Sitravatinib combined with PD-L1 antibody increases ferroptosis and reduces MDSC infiltration in HCC microenvironment
(A and B) (A) T-SNE plot of tumor-infiltrating leukocytes overlaid with color-coded clusters and the frequency of clusters of the indicated immune cell subsets, including CD3+ T cells, CD8+ T cells, IFNγ+CD8+ T cells, CD4+ T cells, CD11b+ cells, and MDSCs in Res1-6 strains treated with IgG, sitravatinib, anti-PD-L1, or their combination and (B) the statistical analysis.

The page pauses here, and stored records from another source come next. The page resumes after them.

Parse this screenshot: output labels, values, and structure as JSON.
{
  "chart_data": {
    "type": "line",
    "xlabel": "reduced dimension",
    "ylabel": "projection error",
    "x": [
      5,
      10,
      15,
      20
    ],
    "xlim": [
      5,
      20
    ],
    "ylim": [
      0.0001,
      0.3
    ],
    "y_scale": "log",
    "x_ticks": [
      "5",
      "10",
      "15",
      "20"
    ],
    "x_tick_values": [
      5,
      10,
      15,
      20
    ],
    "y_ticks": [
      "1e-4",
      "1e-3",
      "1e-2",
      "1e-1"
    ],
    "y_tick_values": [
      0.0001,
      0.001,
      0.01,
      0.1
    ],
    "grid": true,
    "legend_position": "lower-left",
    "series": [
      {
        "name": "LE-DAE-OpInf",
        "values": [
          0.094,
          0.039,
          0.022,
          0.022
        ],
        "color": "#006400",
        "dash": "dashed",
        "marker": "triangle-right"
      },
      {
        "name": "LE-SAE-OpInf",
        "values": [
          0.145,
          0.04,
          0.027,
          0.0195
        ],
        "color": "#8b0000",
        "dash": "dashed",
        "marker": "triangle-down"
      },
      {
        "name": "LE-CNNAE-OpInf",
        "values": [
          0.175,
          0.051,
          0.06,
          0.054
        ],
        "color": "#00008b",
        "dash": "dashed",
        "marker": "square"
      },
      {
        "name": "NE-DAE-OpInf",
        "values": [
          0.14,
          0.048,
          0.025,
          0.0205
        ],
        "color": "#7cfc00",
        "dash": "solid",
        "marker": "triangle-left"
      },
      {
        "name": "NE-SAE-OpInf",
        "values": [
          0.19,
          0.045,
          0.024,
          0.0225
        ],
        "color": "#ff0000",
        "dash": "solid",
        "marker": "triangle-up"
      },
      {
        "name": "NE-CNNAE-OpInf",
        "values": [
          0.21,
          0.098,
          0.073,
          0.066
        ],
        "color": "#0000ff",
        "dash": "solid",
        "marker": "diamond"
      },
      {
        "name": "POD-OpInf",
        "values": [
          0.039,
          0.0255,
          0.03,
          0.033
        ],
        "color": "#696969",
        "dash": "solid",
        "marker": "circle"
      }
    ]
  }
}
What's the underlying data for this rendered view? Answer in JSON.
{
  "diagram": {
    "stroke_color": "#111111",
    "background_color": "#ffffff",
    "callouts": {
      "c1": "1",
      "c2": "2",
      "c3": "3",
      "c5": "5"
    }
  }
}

(C) Western blot analysis of p-MerTK, MerTK, SLC7A11, and β-actin expression in different groups.
(D) The representative imagines of IHC staining of p-MerTK, MerTK, and Ki-67 from subcutaneous tumors treated with IgG, sitravatinib, anti-PD-L1 or their combination. Scale bar: 100 μm.
(E–H) In subcutaneous xenograft mouse model, the statistical analysis of relative lipid ROS and MDA content in Res1-6 and Res-CA1 strains treated with IgG, sitravatinib, anti-PD-L1, or their combination.
All results are shown as mean ± SEM (n = 5). One- or two-way ANOVA was used to analyze the data; ∗p < 0.05, ∗∗p < 0.01, and ∗∗∗p < 0.001.